Head-To-Head Analysis: SLM (NASDAQ:SLMBP) vs. Synchrony Financial (NYSE:SYF)

SLM (NASDAQ:SLMBPGet Free Report) and Synchrony Financial (NYSE:SYFGet Free Report) are both financial services companies, but which is the superior investment? We will compare the two companies based on the strength of their dividends, analyst recommendations, risk, earnings, profitability, institutional ownership and valuation.

Insider and Institutional Ownership

96.5% of Synchrony Financial shares are owned by institutional investors. 0.7% of Synchrony Financial shares are owned by company insiders. Strong institutional ownership is an indication that endowments, hedge funds and large money managers believe a stock is poised for long-term growth.

Earnings & Valuation

This table compares SLM and Synchrony Financial’s top-line revenue, earnings per share and valuation.

Gross Revenue Price/Sales Ratio Net Income Earnings Per Share Price/Earnings Ratio
SLM $1.94 billion N/A N/A N/A N/A
Synchrony Financial $20.71 billion 0.83 $2.24 billion $6.97 6.12

Synchrony Financial has higher revenue and earnings than SLM.

Analyst Ratings

This is a summary of recent recommendations for SLM and Synchrony Financial, as reported by MarketBeat.

Sell Ratings Hold Ratings Buy Ratings Strong Buy Ratings Rating Score
SLM 0 0 0 0 N/A
Synchrony Financial 1 10 9 0 2.40

Synchrony Financial has a consensus target price of $43.74, indicating a potential upside of 1.74%. Given Synchrony Financial’s higher possible upside, analysts clearly believe Synchrony Financial is more favorable than SLM.

Profitability

This table compares SLM and Synchrony Financial’s net margins, return on equity and return on assets.

Net Margins Return on Equity Return on Assets
SLM N/A N/A N/A
Synchrony Financial 13.49% 16.01% 1.84%

Dividends

SLM pays an annual dividend of $7.37 per share and has a dividend yield of 9.5%. Synchrony Financial pays an annual dividend of $1.00 per share and has a dividend yield of 2.3%. Synchrony Financial pays out 14.3% of its earnings in the form of a dividend. SLM has raised its dividend for 1 consecutive years and Synchrony Financial has raised its dividend for 2 consecutive years.

Summary

Synchrony Financial beats SLM on 9 of the 11 factors compared between the two stocks.

About SLM

(Get Free Report)

SLM Corporation, through its subsidiaries, originates and services private education loans to students and their families to finance the cost of their education in the United States.

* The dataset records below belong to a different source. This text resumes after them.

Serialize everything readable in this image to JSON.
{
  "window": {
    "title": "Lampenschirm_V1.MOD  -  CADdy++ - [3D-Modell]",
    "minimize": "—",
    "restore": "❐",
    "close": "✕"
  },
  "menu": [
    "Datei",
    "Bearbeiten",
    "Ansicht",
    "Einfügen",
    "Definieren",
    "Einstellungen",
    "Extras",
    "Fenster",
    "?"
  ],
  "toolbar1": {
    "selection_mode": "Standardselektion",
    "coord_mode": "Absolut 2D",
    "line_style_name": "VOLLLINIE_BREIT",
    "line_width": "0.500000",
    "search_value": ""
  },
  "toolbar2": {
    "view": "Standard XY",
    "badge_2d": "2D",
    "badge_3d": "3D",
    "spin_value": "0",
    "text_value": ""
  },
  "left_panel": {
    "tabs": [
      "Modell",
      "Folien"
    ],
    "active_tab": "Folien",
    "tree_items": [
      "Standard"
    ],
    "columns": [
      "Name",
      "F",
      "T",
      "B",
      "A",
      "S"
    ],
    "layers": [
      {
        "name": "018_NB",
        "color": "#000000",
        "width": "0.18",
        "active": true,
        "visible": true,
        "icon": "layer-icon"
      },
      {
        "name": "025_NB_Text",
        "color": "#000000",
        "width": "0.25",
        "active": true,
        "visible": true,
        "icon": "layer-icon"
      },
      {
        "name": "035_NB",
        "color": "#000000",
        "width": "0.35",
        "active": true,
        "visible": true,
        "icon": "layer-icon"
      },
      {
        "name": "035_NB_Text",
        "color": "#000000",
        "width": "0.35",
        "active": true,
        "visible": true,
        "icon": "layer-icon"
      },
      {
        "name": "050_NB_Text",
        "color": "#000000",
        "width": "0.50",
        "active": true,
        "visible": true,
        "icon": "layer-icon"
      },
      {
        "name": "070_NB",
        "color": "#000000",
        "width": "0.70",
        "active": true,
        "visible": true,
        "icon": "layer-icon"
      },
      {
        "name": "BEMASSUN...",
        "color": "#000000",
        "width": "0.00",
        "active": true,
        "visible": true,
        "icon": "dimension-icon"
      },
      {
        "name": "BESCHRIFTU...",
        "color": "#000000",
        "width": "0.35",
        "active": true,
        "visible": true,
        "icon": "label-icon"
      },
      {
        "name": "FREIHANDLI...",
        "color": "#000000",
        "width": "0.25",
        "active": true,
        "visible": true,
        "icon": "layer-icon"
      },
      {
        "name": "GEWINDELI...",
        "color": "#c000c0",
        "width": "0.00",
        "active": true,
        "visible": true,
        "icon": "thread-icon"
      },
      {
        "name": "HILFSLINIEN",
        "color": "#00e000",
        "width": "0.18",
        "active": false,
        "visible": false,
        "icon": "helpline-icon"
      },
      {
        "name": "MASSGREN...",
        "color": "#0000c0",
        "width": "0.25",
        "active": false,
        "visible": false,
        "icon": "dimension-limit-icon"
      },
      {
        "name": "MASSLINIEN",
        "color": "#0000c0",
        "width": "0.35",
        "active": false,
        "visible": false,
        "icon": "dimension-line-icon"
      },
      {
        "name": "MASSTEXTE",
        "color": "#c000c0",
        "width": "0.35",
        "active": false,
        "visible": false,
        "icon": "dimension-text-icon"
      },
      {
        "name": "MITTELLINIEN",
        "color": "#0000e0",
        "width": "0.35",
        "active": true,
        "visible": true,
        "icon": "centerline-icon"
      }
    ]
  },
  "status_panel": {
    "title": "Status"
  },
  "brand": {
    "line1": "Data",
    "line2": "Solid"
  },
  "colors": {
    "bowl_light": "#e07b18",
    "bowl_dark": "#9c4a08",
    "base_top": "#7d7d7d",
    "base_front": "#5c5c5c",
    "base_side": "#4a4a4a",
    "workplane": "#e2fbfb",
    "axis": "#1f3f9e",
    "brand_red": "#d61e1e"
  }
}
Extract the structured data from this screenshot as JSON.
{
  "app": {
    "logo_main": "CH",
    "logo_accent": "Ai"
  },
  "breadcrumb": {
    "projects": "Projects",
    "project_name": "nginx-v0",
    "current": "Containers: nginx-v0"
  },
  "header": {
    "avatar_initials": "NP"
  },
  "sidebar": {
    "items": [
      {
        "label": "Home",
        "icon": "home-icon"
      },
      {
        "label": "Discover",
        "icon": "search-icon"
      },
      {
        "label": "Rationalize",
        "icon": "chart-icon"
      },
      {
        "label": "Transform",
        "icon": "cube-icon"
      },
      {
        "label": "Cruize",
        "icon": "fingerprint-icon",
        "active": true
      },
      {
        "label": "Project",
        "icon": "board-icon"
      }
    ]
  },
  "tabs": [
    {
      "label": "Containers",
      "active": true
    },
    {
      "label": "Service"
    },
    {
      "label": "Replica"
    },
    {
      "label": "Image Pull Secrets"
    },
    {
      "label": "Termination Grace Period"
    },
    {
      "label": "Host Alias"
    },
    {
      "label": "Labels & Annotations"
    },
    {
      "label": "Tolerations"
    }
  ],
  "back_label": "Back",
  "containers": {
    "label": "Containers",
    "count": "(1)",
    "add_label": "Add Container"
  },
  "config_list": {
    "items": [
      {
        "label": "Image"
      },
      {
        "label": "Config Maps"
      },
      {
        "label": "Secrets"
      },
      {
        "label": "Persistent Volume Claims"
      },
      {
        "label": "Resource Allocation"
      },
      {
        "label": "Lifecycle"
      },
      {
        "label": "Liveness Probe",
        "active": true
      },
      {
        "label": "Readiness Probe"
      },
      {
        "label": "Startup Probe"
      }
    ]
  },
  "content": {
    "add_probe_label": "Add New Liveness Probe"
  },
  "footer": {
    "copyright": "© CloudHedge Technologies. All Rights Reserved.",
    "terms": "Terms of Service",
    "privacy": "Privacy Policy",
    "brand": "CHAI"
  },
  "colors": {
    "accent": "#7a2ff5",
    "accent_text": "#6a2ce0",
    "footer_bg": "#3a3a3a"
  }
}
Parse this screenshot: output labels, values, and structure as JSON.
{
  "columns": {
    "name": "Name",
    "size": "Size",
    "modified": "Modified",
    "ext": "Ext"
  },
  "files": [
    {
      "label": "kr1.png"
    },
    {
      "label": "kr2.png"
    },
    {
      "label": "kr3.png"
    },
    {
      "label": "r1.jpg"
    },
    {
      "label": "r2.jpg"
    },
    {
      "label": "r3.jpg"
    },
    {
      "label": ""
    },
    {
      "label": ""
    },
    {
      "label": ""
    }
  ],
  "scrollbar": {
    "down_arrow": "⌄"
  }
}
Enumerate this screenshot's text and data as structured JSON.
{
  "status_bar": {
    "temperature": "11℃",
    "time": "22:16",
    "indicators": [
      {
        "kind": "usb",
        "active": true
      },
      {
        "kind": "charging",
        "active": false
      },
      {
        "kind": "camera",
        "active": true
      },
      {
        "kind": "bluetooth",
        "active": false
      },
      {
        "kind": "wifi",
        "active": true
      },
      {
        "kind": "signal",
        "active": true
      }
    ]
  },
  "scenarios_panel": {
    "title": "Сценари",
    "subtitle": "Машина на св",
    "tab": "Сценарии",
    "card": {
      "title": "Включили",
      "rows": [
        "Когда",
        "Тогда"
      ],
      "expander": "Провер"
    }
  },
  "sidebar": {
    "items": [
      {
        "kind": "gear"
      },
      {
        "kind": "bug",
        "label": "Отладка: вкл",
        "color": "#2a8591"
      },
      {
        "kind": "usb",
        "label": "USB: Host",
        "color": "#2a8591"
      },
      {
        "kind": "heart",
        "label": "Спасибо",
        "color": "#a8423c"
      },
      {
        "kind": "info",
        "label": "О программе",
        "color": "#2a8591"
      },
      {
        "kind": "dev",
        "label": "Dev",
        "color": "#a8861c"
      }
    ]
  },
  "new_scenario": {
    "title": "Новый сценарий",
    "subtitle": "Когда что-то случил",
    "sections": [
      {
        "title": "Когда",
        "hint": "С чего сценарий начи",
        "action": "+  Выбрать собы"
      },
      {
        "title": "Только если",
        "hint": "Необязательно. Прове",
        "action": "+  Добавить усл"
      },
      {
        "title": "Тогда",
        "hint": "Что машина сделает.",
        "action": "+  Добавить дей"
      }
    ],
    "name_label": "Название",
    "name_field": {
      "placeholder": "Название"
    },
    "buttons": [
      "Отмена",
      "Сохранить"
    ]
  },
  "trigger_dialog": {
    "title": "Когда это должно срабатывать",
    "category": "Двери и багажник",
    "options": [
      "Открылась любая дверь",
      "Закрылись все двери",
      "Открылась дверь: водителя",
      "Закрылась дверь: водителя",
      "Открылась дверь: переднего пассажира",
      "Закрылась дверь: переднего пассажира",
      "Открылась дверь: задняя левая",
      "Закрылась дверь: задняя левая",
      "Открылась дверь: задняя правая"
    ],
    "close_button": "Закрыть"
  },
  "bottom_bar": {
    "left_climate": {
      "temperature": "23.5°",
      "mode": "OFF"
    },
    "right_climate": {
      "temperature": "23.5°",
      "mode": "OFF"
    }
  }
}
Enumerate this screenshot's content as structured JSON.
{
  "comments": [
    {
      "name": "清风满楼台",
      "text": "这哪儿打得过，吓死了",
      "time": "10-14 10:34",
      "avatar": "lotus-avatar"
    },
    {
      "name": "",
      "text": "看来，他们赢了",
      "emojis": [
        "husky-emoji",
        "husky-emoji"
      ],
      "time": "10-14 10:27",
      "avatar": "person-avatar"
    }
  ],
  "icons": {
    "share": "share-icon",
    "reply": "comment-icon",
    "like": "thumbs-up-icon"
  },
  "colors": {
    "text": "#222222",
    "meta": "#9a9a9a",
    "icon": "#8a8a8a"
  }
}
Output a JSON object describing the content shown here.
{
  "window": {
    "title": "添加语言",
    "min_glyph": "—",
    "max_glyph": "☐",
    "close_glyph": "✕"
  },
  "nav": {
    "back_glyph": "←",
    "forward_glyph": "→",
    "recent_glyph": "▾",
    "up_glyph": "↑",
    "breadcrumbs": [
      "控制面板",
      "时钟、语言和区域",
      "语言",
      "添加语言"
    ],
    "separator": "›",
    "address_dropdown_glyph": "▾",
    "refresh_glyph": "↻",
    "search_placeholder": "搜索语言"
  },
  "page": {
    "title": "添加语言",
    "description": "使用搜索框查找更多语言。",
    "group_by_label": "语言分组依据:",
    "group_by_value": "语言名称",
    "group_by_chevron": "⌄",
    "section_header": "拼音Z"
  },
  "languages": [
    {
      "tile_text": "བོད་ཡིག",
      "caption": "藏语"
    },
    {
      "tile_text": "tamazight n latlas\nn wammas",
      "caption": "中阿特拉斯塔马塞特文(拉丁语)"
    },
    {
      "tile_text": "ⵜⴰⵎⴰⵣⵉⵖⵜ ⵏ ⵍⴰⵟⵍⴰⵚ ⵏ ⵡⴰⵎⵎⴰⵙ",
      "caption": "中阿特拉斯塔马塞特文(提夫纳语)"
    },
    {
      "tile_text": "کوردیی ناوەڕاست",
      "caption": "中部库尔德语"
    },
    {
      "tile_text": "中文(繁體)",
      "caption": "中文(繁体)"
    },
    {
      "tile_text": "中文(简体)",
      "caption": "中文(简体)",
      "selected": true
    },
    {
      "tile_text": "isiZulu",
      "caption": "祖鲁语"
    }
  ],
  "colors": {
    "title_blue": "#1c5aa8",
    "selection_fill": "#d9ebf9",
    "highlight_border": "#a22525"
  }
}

It is also involved in the provision of retail deposit accounts, including certificates of deposit, money market accounts, and high-yield savings accounts; and interest-bearing omnibus accounts. The company was formerly known as New BLC Corporation and changed its name to SLM Corporation in December 2013. SLM Corporation was founded in 1972 and is headquartered in Newark, Delaware.

About Synchrony Financial

(Get Free Report)

Synchrony Financial, together with its subsidiaries, operates as a consumer financial services company in the United States. It provides credit products, such as credit cards, commercial credit products, and consumer installment loans. The company also offers private label credit cards, dual co-brand and general purpose credit cards, short- and long-term installment loans, and consumer banking products; and deposit products, including certificates of deposit, individual retirement accounts, money market accounts, and savings accounts, and sweep and affinity deposits, as well as accepts deposits through third-party securities brokerage firms. In addition, it provides debt cancellation products to its credit card customers through online, mobile, and direct mail; and healthcare payments and financing solutions under the CareCredit and Walgreens brands; payments and financing solutions in the apparel, specialty retail, outdoor, music, and luxury industries, such as American Eagle, Dick's Sporting Goods, Guitar Center, Kawasaki, Pandora, Polaris, Suzuki, and Sweetwater. The company offers its credit products through programs established with a group of national and regional retailers, local merchants, manufacturers, buying groups, industry associations, and healthcare service providers; and deposit products through various channels, such as digital and print. It serves digital, health and wellness, retail, home, auto, telecommunications, jewelry, pets, and other industries. The company was founded in 1932 and is headquartered in Stamford, Connecticut.